La ministre libanaise de la Justice, Marie-Claude Najm, a démissionné lundi 10 août.

C'est le troisième membre du gouvernement libanais à le quitter après l'explosion meurtrière du port de Beyrouth, a indiqué un responsable à l'AFP.

«La ministre a remis sa démission», a dit ce responsable du ministère de la Justice. Dimanche, les ministres de l'Information Manal Abdel et de l'Environnement Damianos Kattar ont quitté le gouvernement de Hassan Diab.

Le même jour, lors d'une visioconférence co-organisée par l'ONU et la France pour aider le Liban, 252,7 millions d'euros d'aide -immédiate ou mobilisable à brève échéance - ont été collectés pour porter secours aux victimes de l'énorme déflagration, selon la présidence française. La communauté internationale y a affirmé qu'elle n'allait «pas laisser tomber» le pays du Cèdre, mais exigé que son aide soit «directement» distribuée à la population et qu'une enquête «transparente» soit menée sur les causes de la catastrophe.

La déflagration a fait mardi 4 août 158 morts et 6000 blessés selon un bilan officiel. Une vingtaine de personnes sont toujours portées disparues mais l'espoir s'amenuise de retrouver des survivants, a souligné l'armée. Elle a été causée par 2750 tonnes de nitrate d'ammonium stockées depuis six ans au port de Beyrouth «sans mesures de précaution», de l'aveu même de Hassan Diab.
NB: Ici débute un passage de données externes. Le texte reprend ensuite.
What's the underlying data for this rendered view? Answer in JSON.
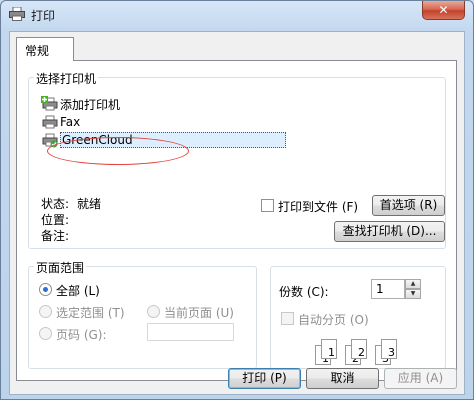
{
  "window": {
    "title": "打印",
    "close_label": "✕"
  },
  "tabs": [
    {
      "label": "常规"
    }
  ],
  "printer_group": {
    "label": "选择打印机",
    "printers": [
      {
        "name": "添加打印机",
        "icon": "add-printer-icon"
      },
      {
        "name": "Fax",
        "icon": "fax-printer-icon"
      },
      {
        "name": "GreenCloud",
        "icon": "printer-ready-icon",
        "selected": true
      }
    ],
    "status_label": "状态:",
    "status_value": "就绪",
    "location_label": "位置:",
    "comment_label": "备注:",
    "print_to_file_label": "打印到文件 (F)",
    "preferences_label": "首选项 (R)",
    "find_printer_label": "查找打印机 (D)..."
  },
  "page_range": {
    "label": "页面范围",
    "all_label": "全部 (L)",
    "selection_label": "选定范围 (T)",
    "current_label": "当前页面 (U)",
    "pages_label": "页码 (G):",
    "pages_value": ""
  },
  "copies": {
    "label": "份数 (C):",
    "value": "1",
    "collate_label": "自动分页 (O)"
  },
  "buttons": {
    "print_label": "打印 (P)",
    "cancel_label": "取消",
    "apply_label": "应用 (A)"
  },
  "colors": {
    "annotation": "#e0443a",
    "selection": "#ddeeff"
  }
}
Dimanche, sur l'emblématique place des Martyrs, des centaines de manifestants se sont à nouveau rassemblés, brandissant des drapeaux libanais, sur fond de chants patriotiques. Des tentes ont été installées pour distribuer du pain, de l'eau et des repas chauds. Plus tard, sur une avenue menant au Parlement, des manifestants ont jeté des pierres et tiré des feux d'artifice en direction de la police qui a répliqué avec des tirs de lacrymogène, a constaté un correspondant de l'AFP. Les manifestants scandaient «Révolution révolution!», certains tentant d'escalader les imposantes barricades de fer érigées par la police dans le secteur du Parlement.

Le président du Parlement, Nabih Berri, a convoqué une réunion du Parlement jeudi «pour interroger le gouvernement sur le crime qui a frappé la capitale».